Professor Gilmore will be celebrating the paperback publication of her book ABOLITION GEOGRAPHY: ESSAYS TOWARDS LIBERATION on Tuesday, May 23, 2023 with a virtual City Lights LIVE! event with Dr. Clarence Lusane. Register here.


Where are you writing to us from?

At home in Manhattan’s Washington Heights, just below Fort Tryon Park — in a sunny little room facing a phenomenally ugly building that blocks any view of the Hudson River & Palisades, though I can see a fair amount of sky.

What is bringing you joy right now, personally/artistically/habitually?

My partner Craig Gilmore. Karen Tei Yamashita’s meyer lemon marmalade she sent us nestled in a box of fruit from her Santa Cruz tree. Friendship. Reading. Conversations across many generations. Surprising my oldest brother for his 80th birthday. Listening to Tomeka Reid’s cello.

Which writers, artists, and others influence your work in general, and this book, specifically?

So many. Abolition Geography collects work written over more than 30 years. Forgive the relative presentism of this list.

Artists: Shellyne Rodriguez, Tiffany Chung, Renée Green, Kiluanji Kia Henda, Bettye Saar, Allison Saar, Charles White, Denny Farber, Camille Billops.

Composers/musicians: Ornette Coleman (always), Matana Roberts, James Brandon Lewis, Mary Halvorson, Kid Creole, Billie Holliday, Return to Forever, Tower of Power, Andrew Hill, Vijay Iyer, Wadada Leo Smith, Art Ensemble of Chicago — and really AACM across the generations.

Writers! Cedric Robinson, Janet Abu-Lughod, Stuart Hall, Sivanandan, Sónia Vaz Borges, Hilary Mantel, John Le Carré, Mike Davis, Lorna Goodison, China Miéville, Robin D.G. Kelley, Hazel Carby, Vijay Prashad, bell hooks.

What books are you reading right now and would you recommend any to others?

Vron Ware Return of a Native; Arianne Shahvisi Arguing for a Better World (forthcoming); Walter Rodney Decolonial Marxism; Yvonne Busisiwe Phyllis This Land is the Land of our Ancestors; Alberto Toscano Terms of Disorder (forthcoming); VI Lenin Imperialism; Beatrice Adler-Bolton and Artie Vierkant Health Communism; Aviah Sarah Day & Shanice Octavia McBean Abolition Revolution; Shahram Khosravi Waiting: A Project in Conversation; Katherine McKittrick Trick Not Telos; Abdulrazak Gurnah By the Sea.

If you opened a bookstore, where would it be located, what would it be called, and what would your bestseller be?
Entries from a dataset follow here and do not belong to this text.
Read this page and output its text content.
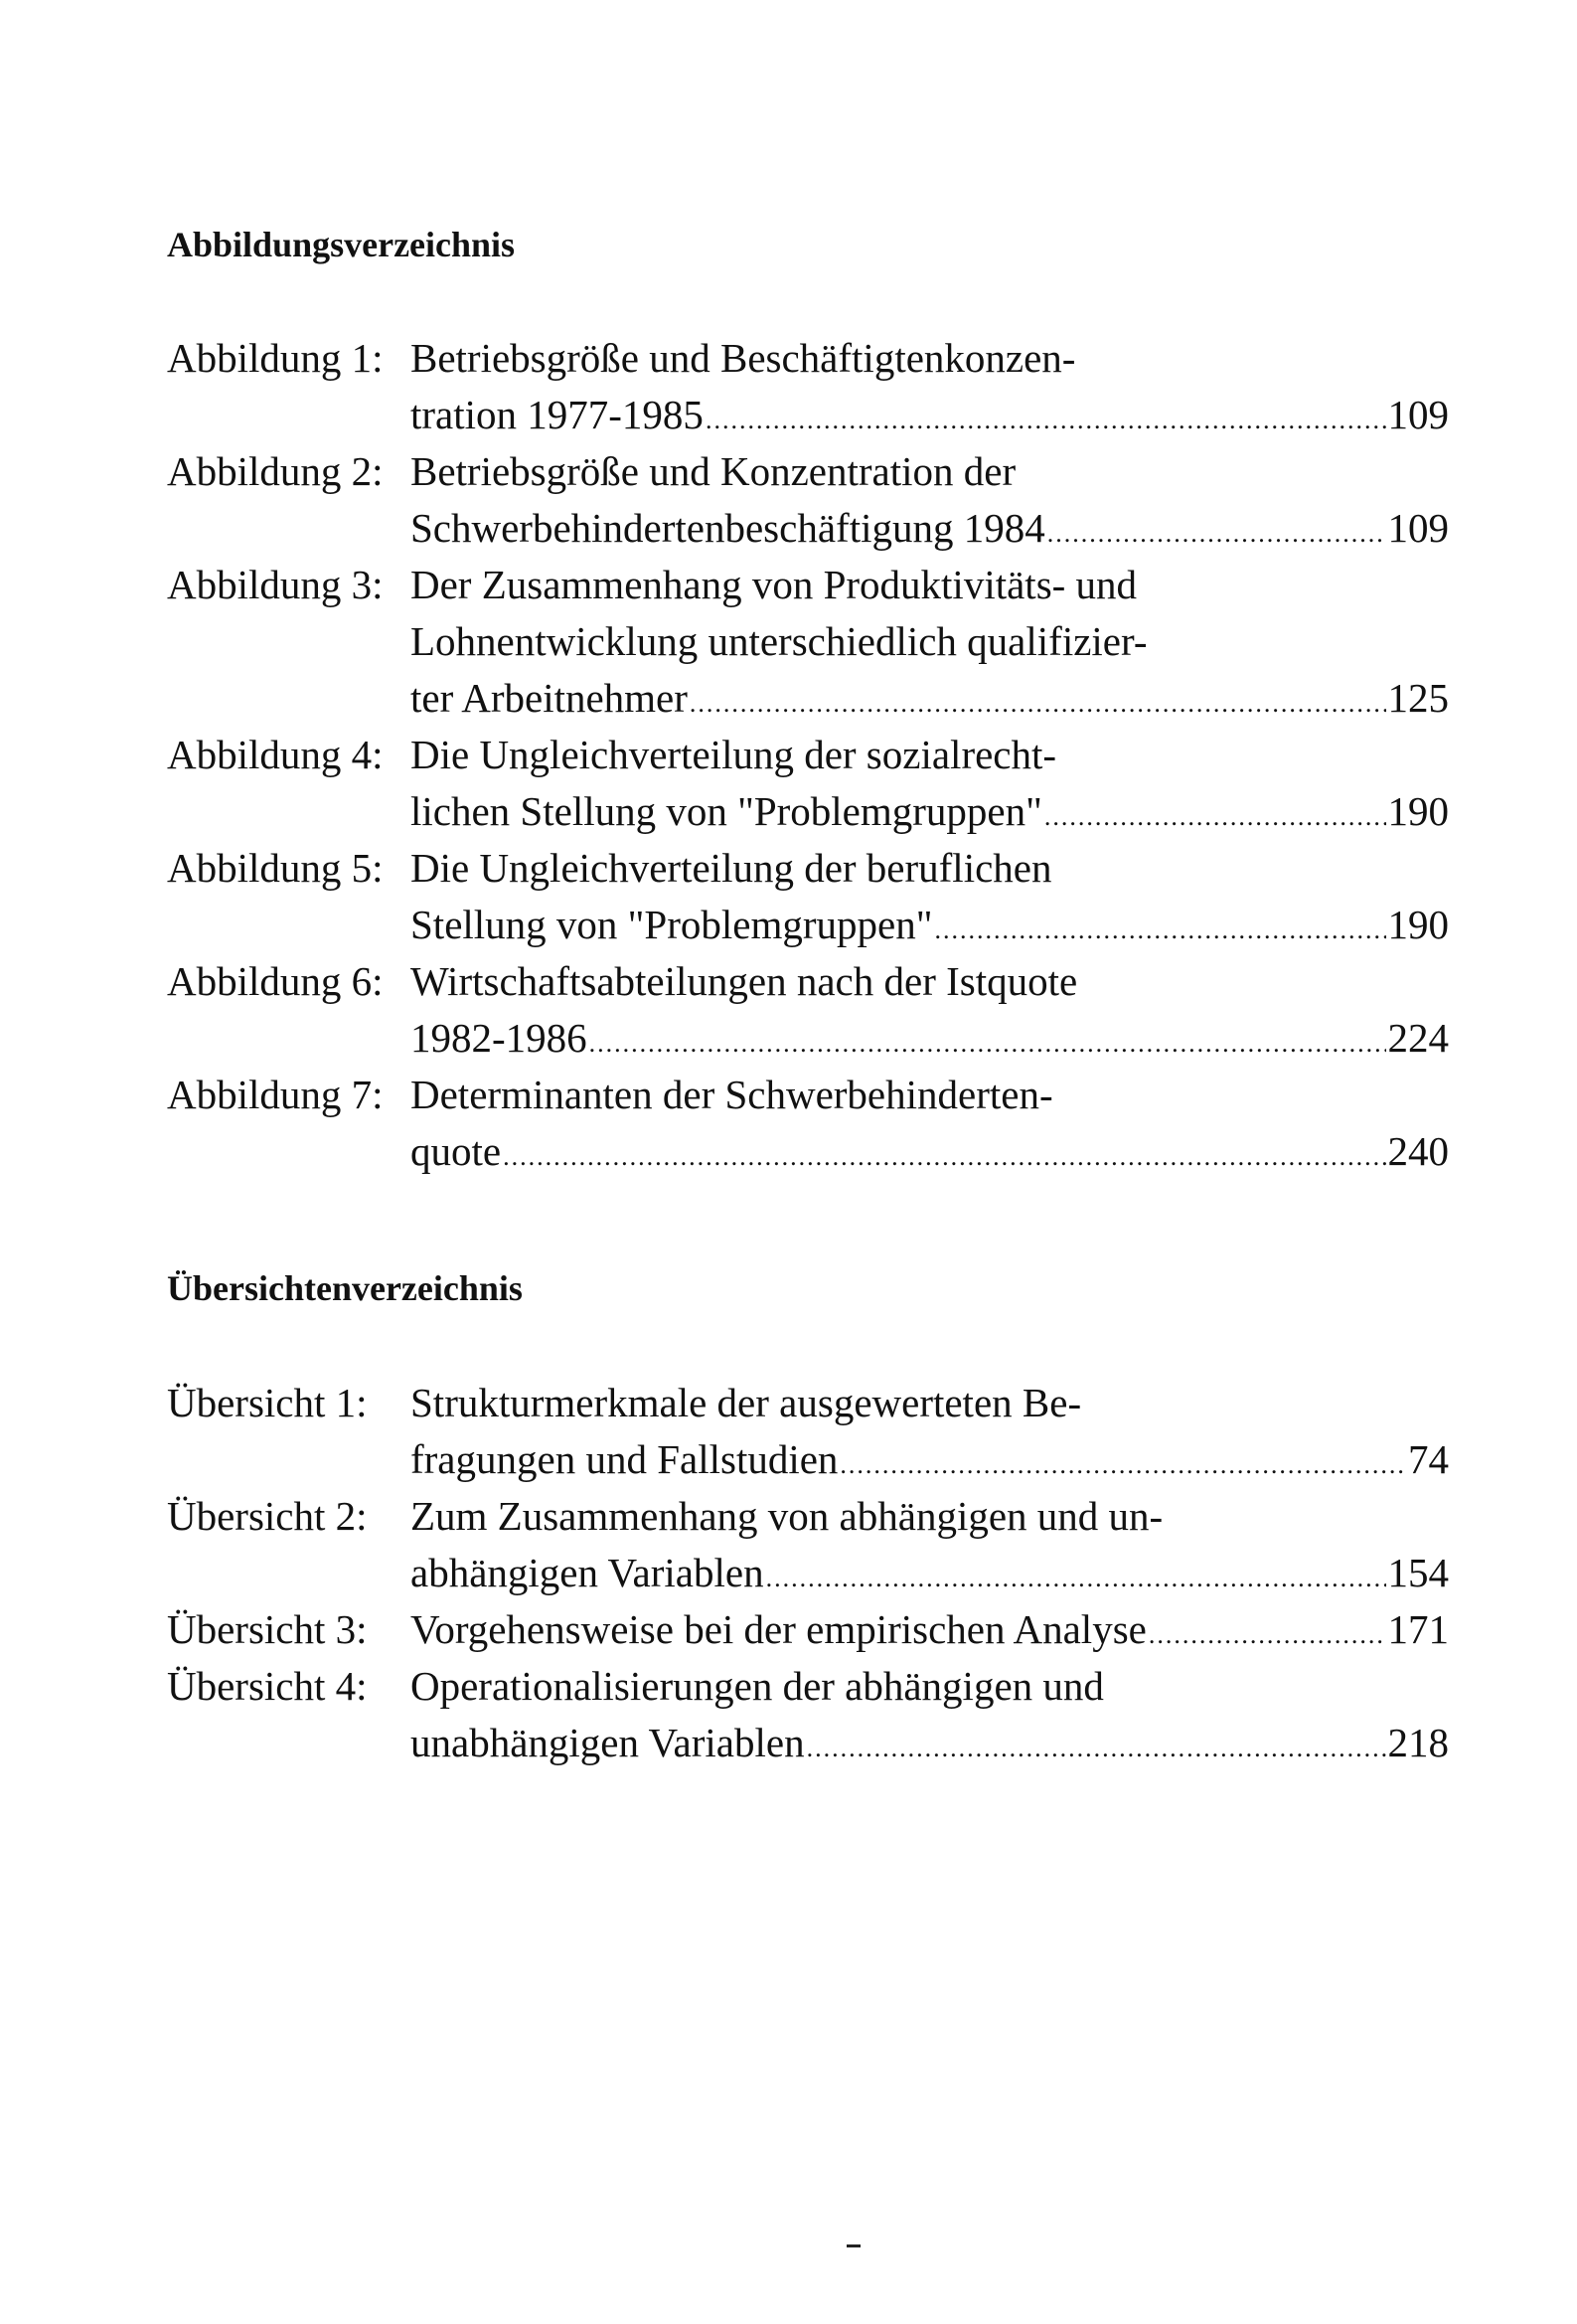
Abbildungsverzeichnis
Abbildung 1: Betriebsgröße und Beschäftigtenkonzen-
tration 1977-1985 .....	109
Abbildung 2: Betriebsgröße und Konzentration der
Schwerbehindertenbeschäftigung 1984 .....	109
Abbildung 3: Der Zusammenhang von Produktivitäts- und
Lohnentwicklung unterschiedlich qualifizier-
ter Arbeitnehmer .....	125
Abbildung 4: Die Ungleichverteilung der sozialrecht-
lichen Stellung von "Problemgruppen" .....	190
Abbildung 5: Die Ungleichverteilung der beruflichen
Stellung von "Problemgruppen" .....	190
Abbildung 6: Wirtschaftsabteilungen nach der Istquote
1982-1986 .....	224
Abbildung 7: Determinanten der Schwerbehinderten-
quote .....	240
Übersichtenverzeichnis
Übersicht 1: Strukturmerkmale der ausgewerteten Be-
fragungen und Fallstudien .....	74
Übersicht 2: Zum Zusammenhang von abhängigen und un-
abhängigen Variablen .....	154
Übersicht 3: Vorgehensweise bei der empirischen Analyse .....	171
Übersicht 4: Operationalisierungen der abhängigen und
unabhängigen Variablen .....	218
I was a bookseller groupie for more than two decades, shadowing my partner and his comrades who ran shops including City Lights, Verso, Recto & Verso, the UCLA Bookstore, Seminary Co-op, Hue-Man Experience, Aquarian, even the original Brixton Writers and Readers. If I had a shop now, I’d like it to be a version of George Padmore’s floating Pan African Congress: a solar-powered ship, not too big, that could meander from place to place — moving with The Common Wind as Julius Scott’s beautiful book showed us — and include a land-vehicle that could roll away from the shore. The bookstore would be a moving central place, a means to build solidarity, thrill in writing, and have a good time.